Now the payoff that makes this vocabulary worth its weight. Recall from early in this ladder why we lean on [[molbio-model-organism|model organisms]] — yeast, the fly, the worm, the mouse — instead of studying everything in humans directly: they are cheap, fast, and ethically far simpler. Homology is the reason that strategy works at all. The core machinery of a cell — how DNA is copied, how the cell cycle is timed, how proteins are folded and shipped — was largely worked out in our shared ancestors and has been conserved ever since. So the genes running those processes in yeast have human orthologs doing the very same jobs. Study the gene in yeast, where you can mutate it freely and watch the cell respond, and you have a detailed working model of its human ortholog you could never have built in a human cell.

How sure is the bridge? Sometimes startlingly sure. Researchers have taken human genes and dropped them into yeast cells whose own ortholog had been deleted — and in hundreds of cases the human gene steps in and rescues the yeast, doing the job well enough to keep the cell alive across roughly a billion years of separation. That is homology made tangible: not a faint family resemblance but a part still interchangeable across the tree of life. It is exactly how cancer biology grew out of yeast cell-cycle genes, and how the machinery of countless human diseases was first dissected in organisms with no diseases of their own.
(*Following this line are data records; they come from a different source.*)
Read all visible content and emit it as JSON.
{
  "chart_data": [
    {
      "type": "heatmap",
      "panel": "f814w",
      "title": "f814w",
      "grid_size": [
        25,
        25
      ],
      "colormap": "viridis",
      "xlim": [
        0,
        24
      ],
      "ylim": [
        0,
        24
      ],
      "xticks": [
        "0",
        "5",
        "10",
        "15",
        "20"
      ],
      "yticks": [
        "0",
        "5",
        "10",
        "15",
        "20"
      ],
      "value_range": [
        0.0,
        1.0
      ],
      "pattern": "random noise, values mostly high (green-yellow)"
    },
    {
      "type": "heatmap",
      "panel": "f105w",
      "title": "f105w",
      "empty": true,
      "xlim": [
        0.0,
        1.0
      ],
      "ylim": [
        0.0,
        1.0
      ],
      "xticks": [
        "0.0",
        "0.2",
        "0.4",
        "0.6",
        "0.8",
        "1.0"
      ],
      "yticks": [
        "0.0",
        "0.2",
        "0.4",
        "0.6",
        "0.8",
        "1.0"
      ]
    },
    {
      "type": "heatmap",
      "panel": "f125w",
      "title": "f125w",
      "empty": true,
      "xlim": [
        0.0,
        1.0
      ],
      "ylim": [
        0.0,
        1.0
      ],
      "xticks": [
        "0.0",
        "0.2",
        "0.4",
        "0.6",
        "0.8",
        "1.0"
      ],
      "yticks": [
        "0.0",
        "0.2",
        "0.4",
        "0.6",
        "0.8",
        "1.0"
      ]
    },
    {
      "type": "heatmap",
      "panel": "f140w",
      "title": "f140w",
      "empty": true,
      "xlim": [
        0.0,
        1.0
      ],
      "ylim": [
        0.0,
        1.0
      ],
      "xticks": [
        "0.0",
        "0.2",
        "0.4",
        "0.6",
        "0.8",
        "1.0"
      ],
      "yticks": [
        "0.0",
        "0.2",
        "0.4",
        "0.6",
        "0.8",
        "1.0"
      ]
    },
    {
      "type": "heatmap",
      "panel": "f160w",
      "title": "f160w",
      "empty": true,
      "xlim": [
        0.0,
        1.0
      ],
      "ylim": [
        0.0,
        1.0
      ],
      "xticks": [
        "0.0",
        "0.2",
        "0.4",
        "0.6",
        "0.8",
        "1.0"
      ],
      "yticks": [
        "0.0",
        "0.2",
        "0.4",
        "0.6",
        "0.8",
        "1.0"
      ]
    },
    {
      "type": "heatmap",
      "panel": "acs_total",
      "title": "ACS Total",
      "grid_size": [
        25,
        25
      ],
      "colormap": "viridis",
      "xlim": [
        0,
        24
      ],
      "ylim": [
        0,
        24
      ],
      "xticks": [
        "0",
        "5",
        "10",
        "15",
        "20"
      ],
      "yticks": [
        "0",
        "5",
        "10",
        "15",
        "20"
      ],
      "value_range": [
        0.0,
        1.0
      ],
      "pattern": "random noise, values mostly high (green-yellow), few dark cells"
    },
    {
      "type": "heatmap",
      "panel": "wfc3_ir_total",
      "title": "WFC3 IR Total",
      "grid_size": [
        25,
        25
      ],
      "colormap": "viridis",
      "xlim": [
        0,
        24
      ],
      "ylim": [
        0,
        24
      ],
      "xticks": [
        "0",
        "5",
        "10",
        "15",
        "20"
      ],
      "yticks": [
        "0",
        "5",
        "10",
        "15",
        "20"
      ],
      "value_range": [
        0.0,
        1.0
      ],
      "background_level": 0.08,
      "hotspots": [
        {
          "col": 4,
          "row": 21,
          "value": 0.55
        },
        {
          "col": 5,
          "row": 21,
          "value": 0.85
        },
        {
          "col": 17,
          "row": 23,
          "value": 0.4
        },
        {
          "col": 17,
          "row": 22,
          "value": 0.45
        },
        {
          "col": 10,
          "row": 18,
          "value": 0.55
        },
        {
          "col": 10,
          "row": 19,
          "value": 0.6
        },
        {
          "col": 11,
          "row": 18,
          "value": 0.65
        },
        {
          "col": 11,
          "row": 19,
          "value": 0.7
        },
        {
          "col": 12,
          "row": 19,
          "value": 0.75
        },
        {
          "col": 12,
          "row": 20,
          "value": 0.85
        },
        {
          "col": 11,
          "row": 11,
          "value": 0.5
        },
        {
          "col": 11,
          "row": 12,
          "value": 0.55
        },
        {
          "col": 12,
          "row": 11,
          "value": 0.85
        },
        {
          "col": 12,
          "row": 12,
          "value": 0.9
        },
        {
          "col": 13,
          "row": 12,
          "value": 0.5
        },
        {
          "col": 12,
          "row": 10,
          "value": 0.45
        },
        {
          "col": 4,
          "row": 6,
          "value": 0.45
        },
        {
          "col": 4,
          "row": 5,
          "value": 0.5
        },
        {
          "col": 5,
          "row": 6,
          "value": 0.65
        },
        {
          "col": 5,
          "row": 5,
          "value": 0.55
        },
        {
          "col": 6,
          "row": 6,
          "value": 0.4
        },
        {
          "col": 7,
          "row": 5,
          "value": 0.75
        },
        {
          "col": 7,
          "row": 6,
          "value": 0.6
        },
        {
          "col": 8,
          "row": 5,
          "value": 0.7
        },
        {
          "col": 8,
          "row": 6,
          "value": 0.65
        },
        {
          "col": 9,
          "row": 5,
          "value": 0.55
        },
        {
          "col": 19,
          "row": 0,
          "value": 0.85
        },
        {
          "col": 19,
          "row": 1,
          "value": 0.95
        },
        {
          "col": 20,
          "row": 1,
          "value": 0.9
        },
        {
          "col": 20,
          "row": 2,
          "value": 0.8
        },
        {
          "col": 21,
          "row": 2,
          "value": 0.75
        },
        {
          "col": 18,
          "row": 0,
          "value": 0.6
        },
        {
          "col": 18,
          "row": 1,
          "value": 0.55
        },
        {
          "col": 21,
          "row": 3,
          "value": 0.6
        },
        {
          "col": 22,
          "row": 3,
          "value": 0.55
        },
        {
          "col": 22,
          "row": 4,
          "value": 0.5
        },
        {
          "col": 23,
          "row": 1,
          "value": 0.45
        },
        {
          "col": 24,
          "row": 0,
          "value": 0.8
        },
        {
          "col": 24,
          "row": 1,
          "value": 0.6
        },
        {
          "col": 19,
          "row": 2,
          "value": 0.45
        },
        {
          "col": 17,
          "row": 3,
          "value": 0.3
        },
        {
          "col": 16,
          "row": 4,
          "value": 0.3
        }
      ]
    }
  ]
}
Two honest cautions keep this tool from being abused. First, conservation of *sequence* implies conservation of *function* only by likelihood, not by law — orthologs occasionally pick up new roles, and a single duplication that left one species with paralogs can quietly scramble a tidy one-to-one match. Second, the simple picture assumes genes are passed strictly down from parent to offspring. In bacteria and archaea that assumption breaks: through [[molbio-horizontal-gene-transfer|horizontal gene transfer]], genes leap sideways between unrelated microbes, so a gene's history can diverge sharply from its host's. So homology is a powerful, well-justified first guess — the launchpad for an experiment, never its substitute. Treated that way, the simple act of recognising that two genes share an ancestor remains one of the most quietly powerful ideas in all of biology, the thread that ties every genome into one continuous story.